Comme la société l'hôpital se mondialise. S'y côtoient désormais des patients aux identités et aux langues multiples avec, chacun, un rapport singulier à la maladie et à la mort.
Que faire lorsque, toutes les ressources médicales étant épuisées, l'équipe soignante n'arrive ni à comprendre ni à soulager des patients issus d'autres cultures ?
À travers sept récits, les auteurs montrent comment surmonter les malentendus et les incompréhensions préjudiciables aux soins qui se tissent parfois entre soignants et patients. Au sein d'un dispositif de médiation pionnier dans l'hôpital la consultation interculturelle, ils explorent la face cachée de la maladie, celle qui se raconte dans l'intimité des familles. Conjuguant les connaissances scientifiques des uns et les savoirs profanes des autres, ils permettent de mobiliser des ressources nouvelles pour affronter la maladie.

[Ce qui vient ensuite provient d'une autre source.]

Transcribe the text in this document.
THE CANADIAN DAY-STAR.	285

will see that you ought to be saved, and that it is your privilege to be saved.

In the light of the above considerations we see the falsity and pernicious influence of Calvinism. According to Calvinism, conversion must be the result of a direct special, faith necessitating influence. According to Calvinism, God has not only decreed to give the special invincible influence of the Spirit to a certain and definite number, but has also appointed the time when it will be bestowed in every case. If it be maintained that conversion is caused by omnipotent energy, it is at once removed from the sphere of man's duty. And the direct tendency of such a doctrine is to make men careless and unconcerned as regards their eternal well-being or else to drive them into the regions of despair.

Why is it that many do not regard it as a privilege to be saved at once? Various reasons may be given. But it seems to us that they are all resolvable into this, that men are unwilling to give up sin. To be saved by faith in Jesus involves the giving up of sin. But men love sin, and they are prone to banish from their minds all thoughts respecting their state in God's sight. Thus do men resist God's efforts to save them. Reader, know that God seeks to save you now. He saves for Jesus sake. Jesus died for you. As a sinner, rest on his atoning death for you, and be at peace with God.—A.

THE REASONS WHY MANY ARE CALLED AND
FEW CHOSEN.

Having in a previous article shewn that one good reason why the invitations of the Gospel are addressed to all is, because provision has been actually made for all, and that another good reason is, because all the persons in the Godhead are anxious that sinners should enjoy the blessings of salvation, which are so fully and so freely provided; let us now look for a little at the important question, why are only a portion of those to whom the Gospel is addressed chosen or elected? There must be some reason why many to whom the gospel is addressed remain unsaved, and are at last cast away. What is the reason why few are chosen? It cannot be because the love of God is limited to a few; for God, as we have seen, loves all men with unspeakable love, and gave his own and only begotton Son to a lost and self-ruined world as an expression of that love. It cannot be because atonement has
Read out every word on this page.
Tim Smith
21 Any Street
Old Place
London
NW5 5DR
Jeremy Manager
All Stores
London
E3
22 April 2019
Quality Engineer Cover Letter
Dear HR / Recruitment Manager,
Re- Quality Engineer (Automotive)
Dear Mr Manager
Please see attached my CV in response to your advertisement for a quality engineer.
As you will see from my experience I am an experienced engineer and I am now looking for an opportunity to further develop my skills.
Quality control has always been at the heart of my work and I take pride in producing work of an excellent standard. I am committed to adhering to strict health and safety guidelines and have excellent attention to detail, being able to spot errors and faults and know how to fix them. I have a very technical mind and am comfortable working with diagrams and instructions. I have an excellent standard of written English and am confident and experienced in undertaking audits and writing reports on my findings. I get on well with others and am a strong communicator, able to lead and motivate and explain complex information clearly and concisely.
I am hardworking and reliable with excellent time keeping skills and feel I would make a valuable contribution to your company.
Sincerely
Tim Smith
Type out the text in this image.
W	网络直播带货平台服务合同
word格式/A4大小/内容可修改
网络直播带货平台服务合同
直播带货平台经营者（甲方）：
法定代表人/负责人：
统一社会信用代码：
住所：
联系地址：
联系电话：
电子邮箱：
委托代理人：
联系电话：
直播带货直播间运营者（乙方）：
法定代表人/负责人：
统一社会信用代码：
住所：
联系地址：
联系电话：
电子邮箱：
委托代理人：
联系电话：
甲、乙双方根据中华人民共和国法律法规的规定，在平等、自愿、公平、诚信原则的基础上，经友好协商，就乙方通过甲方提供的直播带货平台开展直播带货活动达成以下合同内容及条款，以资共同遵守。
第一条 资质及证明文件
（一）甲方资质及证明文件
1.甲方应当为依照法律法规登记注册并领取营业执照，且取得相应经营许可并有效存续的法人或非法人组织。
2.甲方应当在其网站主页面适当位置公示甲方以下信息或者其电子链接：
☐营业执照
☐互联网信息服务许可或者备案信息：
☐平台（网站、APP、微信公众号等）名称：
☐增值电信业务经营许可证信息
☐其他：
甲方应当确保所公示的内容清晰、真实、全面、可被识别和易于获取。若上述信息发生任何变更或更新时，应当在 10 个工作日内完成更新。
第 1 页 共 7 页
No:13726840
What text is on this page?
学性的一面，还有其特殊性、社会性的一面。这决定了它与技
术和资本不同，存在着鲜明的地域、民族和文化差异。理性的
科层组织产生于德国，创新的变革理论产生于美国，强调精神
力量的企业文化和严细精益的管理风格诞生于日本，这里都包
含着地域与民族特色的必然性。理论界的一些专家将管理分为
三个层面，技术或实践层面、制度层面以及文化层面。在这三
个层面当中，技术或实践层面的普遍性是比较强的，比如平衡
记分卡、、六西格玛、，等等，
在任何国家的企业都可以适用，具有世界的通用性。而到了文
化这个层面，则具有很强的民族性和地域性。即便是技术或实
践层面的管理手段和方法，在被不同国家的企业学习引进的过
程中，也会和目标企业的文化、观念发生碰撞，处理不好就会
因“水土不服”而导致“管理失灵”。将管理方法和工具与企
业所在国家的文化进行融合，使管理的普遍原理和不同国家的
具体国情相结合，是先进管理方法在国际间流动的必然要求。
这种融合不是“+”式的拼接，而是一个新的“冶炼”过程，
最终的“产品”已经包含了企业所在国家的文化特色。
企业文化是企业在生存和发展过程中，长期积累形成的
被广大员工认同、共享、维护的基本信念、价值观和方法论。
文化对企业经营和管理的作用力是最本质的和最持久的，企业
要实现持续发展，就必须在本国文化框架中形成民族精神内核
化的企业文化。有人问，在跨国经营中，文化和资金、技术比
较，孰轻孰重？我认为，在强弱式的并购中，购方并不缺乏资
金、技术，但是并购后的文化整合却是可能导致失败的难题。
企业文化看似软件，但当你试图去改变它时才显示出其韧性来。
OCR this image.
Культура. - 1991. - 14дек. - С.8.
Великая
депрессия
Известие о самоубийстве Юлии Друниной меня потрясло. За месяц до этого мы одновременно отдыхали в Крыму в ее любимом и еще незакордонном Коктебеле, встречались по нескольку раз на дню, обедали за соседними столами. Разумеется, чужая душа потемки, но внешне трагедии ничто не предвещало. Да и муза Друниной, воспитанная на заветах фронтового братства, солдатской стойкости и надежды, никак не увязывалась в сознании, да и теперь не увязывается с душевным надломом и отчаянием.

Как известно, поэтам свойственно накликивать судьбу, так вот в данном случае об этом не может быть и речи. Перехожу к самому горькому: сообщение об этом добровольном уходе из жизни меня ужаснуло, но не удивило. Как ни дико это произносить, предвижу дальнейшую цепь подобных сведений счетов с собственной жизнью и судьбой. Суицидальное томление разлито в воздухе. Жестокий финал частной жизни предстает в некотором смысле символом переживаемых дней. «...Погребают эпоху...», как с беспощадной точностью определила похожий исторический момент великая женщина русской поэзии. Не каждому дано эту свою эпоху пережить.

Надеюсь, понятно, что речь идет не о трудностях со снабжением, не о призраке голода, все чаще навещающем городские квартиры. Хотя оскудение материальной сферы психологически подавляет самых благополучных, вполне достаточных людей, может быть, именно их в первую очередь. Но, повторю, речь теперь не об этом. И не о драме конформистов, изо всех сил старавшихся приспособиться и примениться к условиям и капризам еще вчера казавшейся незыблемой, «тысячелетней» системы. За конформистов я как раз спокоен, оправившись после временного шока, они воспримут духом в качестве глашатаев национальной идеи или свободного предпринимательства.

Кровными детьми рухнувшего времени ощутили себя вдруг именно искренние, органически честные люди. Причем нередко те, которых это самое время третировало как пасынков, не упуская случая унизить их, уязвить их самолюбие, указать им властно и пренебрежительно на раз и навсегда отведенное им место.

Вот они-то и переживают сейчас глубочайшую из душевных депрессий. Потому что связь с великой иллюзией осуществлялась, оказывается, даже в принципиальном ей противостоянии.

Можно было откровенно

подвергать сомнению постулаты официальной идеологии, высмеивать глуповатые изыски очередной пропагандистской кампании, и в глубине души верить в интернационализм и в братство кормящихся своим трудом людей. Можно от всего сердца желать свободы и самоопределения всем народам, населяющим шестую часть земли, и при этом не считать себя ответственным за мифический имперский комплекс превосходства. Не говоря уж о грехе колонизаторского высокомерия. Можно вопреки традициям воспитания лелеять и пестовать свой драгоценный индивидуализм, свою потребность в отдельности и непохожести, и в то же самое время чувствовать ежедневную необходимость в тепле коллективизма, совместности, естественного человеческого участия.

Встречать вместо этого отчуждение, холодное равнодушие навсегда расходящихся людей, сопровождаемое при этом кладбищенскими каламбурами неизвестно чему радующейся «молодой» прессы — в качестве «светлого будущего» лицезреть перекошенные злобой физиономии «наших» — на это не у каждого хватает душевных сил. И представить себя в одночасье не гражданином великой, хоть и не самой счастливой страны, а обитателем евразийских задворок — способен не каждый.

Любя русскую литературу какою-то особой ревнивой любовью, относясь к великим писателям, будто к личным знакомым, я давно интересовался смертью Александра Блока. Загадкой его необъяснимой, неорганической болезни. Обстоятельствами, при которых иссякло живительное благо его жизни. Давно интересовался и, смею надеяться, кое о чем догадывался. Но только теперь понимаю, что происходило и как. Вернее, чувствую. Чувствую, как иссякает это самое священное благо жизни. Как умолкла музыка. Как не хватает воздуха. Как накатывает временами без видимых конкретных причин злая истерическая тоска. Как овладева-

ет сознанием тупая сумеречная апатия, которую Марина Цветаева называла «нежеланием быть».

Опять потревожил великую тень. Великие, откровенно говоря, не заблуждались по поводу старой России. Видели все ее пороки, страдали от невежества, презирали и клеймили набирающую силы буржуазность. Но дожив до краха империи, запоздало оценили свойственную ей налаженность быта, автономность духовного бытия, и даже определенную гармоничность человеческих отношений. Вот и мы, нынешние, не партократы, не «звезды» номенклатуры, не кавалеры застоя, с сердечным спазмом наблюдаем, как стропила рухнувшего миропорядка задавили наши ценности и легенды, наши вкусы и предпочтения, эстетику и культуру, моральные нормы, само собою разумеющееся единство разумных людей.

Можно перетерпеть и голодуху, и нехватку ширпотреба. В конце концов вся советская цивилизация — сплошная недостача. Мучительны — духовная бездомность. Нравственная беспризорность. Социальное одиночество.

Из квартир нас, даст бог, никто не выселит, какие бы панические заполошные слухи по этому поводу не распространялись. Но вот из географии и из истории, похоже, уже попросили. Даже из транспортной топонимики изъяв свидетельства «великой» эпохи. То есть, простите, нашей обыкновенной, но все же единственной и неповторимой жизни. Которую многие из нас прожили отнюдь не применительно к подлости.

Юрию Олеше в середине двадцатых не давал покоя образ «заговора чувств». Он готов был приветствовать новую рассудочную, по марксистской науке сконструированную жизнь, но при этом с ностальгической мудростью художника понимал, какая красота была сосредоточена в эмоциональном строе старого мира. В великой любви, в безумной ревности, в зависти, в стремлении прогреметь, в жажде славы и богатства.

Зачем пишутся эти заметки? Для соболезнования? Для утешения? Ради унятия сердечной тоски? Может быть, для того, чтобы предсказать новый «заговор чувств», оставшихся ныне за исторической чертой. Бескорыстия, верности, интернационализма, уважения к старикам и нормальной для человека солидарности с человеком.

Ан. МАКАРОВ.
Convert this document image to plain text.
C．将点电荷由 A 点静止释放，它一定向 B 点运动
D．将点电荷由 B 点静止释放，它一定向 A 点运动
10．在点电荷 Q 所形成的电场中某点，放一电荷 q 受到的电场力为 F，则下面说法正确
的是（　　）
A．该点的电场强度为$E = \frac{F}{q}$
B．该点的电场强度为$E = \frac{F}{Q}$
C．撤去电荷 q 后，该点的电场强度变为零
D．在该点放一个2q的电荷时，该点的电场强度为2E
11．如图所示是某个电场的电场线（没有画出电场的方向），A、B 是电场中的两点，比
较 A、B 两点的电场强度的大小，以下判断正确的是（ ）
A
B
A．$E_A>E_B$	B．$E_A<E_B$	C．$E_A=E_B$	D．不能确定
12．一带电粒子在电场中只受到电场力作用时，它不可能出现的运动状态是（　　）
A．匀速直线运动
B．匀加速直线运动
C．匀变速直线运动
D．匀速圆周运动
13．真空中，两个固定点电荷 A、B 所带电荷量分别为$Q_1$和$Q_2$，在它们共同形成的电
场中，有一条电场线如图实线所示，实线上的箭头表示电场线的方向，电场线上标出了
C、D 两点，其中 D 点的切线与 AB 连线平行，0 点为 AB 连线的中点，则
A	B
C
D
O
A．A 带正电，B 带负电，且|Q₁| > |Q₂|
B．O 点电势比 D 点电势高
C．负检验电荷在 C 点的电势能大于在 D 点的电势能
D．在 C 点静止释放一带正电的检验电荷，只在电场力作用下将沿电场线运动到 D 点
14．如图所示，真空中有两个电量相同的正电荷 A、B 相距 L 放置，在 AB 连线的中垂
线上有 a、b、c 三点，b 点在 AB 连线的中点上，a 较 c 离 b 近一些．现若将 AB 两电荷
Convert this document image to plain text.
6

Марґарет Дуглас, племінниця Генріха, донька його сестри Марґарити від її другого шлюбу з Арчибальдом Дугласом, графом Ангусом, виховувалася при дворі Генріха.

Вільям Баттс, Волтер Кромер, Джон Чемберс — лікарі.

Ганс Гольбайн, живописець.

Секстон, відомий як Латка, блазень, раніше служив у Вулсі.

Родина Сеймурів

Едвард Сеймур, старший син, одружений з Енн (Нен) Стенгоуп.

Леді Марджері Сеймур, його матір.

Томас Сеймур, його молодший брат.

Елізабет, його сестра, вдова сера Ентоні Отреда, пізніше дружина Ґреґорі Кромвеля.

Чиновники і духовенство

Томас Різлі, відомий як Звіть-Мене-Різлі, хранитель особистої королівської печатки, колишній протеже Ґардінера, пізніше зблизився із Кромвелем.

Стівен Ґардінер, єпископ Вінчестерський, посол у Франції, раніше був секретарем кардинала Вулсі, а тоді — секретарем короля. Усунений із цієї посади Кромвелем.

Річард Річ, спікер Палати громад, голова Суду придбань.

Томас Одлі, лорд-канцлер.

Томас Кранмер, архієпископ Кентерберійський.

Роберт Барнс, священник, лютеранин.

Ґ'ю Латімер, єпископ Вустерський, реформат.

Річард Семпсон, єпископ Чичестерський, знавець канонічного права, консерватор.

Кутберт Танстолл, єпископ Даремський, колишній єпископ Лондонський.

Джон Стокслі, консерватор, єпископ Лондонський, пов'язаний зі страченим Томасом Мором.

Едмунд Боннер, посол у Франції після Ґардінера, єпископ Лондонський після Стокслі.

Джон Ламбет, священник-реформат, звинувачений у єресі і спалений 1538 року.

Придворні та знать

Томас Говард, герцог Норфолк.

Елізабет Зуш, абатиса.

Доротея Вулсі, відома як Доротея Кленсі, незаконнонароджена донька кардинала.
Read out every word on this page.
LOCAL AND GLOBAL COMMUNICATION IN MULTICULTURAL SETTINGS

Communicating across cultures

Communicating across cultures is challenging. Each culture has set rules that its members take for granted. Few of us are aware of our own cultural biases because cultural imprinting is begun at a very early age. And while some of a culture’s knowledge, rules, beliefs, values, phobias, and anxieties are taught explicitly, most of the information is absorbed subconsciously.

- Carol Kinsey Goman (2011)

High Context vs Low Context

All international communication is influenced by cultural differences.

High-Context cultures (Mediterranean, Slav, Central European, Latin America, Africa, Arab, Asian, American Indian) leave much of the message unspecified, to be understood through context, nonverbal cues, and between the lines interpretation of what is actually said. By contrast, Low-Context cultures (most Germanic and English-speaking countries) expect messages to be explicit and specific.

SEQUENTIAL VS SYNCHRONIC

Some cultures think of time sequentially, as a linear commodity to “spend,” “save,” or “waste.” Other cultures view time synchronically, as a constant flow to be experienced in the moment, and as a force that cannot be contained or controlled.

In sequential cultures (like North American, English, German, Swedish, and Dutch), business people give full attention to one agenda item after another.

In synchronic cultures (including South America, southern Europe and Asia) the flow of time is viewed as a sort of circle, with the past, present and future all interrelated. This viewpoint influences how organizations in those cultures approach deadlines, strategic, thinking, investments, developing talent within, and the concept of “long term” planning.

Sorcellerie, malédiction, forces invisibles s'invitent dans le cabinet médical... c'est alors que les esprits
viennent aux médecins...
Extrait de l'introduction
«Je me rends compte que si vingt-quatre médecins parmi les plus illustres ont échoué, cela signifie simplement que nous avons atteint les limites de la science médicale.»
Irvin D. Yaiom, Et Nietzsche a pleuré, Paris, Livre de poche, p. 22.
«Frag michtdem roïfé, nor demh'oïlé.»
«Ne demande pas au médecin mais au malade.»
Proverbe yiddish
Notre métier consiste à négocier des rencontres. Au fil des années, nous sommes devenus des passeurs entre nos confrères médecins et leurs patients, des médiateurs entre les connaissances techniques des uns et les savoirs cachés des autres.
Un monde en transformation
Un enfant est mort ce matin dans un grand service pédiatrique parisien. Cet enfant venait d'un ailleurs nommé Tizi Ouzou, en Algérie. Il était arrivé à Paris seul, avant d'être confié, le temps de son hospitalisation, à la garde d'une famille d'accueil française. Il aimait partager des histoires avec l'aide-soignante kabyle qui parlait sa langue. Une greffe devait tenter de le sauver d'une grave maladie qui avait déjà emporté ses deux frères. Ce matin-là, lorsque le médecin entra de nouveau dans la chambre, il trouva l'aide-soignante penchée au-dessus du corps de l'enfant. Elle le lavait en murmurant des paroles dans sa langue maternelle. Plus tard, le médecin apprendra que cette femme avait prodigué, comme elle l'aurait fait pour l'un des siens, les rituels sacrés dévolus à un mort.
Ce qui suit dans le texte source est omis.